Let me start by explaining the two scenarios. By splitting, it means that you run two web-instances that make up your website or application. For the user, it should feel like the same app. The reasonable part to split is the app-logic itself, and possible static content. The app-logic is where you might have users, models, and logic that makes your app solve whatever problem it might offer. This would also be the destination after signing in. The static-part would be your landing page, documentation, blog and whatever text the user needs to read before login in or signing in to the app. In responsibility terms, you might also think of these two as

  1. The part that’s run by the marketing department (This might be you).

and

  1. The part that’s run by the software engineers (This might be you as well).

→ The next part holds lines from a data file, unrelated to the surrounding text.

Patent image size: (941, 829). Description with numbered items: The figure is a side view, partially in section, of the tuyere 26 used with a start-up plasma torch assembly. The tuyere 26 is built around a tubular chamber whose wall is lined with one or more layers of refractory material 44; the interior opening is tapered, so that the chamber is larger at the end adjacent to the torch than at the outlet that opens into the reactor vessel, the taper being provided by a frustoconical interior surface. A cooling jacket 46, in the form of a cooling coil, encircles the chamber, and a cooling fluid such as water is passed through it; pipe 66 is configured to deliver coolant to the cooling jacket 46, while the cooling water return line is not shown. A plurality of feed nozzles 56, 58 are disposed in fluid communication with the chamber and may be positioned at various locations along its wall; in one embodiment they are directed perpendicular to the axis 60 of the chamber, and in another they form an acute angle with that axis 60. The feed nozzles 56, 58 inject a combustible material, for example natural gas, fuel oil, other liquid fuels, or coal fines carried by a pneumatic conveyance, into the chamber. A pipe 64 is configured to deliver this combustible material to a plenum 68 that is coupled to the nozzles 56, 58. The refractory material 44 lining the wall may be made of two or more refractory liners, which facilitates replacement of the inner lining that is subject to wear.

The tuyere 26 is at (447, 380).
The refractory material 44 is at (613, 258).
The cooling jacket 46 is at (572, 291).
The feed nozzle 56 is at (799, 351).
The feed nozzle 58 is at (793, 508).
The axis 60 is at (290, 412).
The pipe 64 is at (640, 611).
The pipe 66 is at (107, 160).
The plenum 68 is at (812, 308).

I am sure you get the point.

I came across a discussion on this splitting topic on Twitter recently, and it was clear there were a lot of strong opinions. I understand why, as I’ve been struggling to decide upon this dilemma myself. I don’t think there is a correct answer on what to do, but at least we can look at the pros and cons. I think we can also conclude that this is as many other hard questions, a balancing act.

Pros (of divided architecture)

  • Extremely lightweight front-end, most likely ultra-fast loading times.
  • No downtime during app-upgrades.
  • Lots of solutions available that will result in record ’time to market’, e.g. Ghost, GatsbyJS, Squarespace, Jekyll, Contentful, GoHugo ++.
  • Solutions built for the right purpose, which is content creation.
  • No need to commit and push for every small update.
  • Saves you countless hours compared to coding a custom solution. (No, coding a fully fledged blog in e.g. Rails does not take 15 minutes as DHH did in that video.)
  • Depending on the chosen technology, you might get some of the SoMe features for free. (Meta tags, sharing, snippets, image handling, etc.)
  • Isolated main app logic.
  • Maintainer gets forced to try out new technologies? (Not sure this is a pro, could be a waste of time)

Cons (of divided architecture)

If a developer tells it’s quick to code a custom blog or static platform, he/she is probably lying. Remember, a site is not complete unless it supports these features. Hence this warning: A static ’lightweight’ front end always takes more time to set up than initially planned.

You’ll need to duplicate way more functionality and code than you thought. Header, navbars, footer, domain settings and suddenly you’ve got two CSS sources that need to be maintained. CSS variables will not be enough to handle this.

Your selected landing page/blog framework (if not pre-hosted) might be ephemeral. Many of these new technologies are built by the JS community. These guys change the stack and introduce dependency issues more often than you change underwear. At least compared to the good old MVC frameworks like Rails, Grails or Django.

My current understanding is that www.myapp.com/blogg is more desirable in terms of SEO than blog.myapp.com.

There will be increased complexity if you’d like to share app data to the front page. E.g. if you would like to share how many users joined the platform, or how many cat photos that were uploaded during the last 24 hours. Of course, it can be supported if you split the apps, but you’ll have to expose an endpoint, use webhooks or in some way make that data available.

You’ll need 2 sets of admin user accounts. This issue can also be handled by using a third-party auth service, but most likely you’ll simply create standard user authentication with a DB on the app-side, so the problem will occur.

You’ll need 2 sets of tracking software, and there will be no natural flow of user behavior between the two platforms. Not sure how I would solve that when using a brilliant tool like Hot Jar.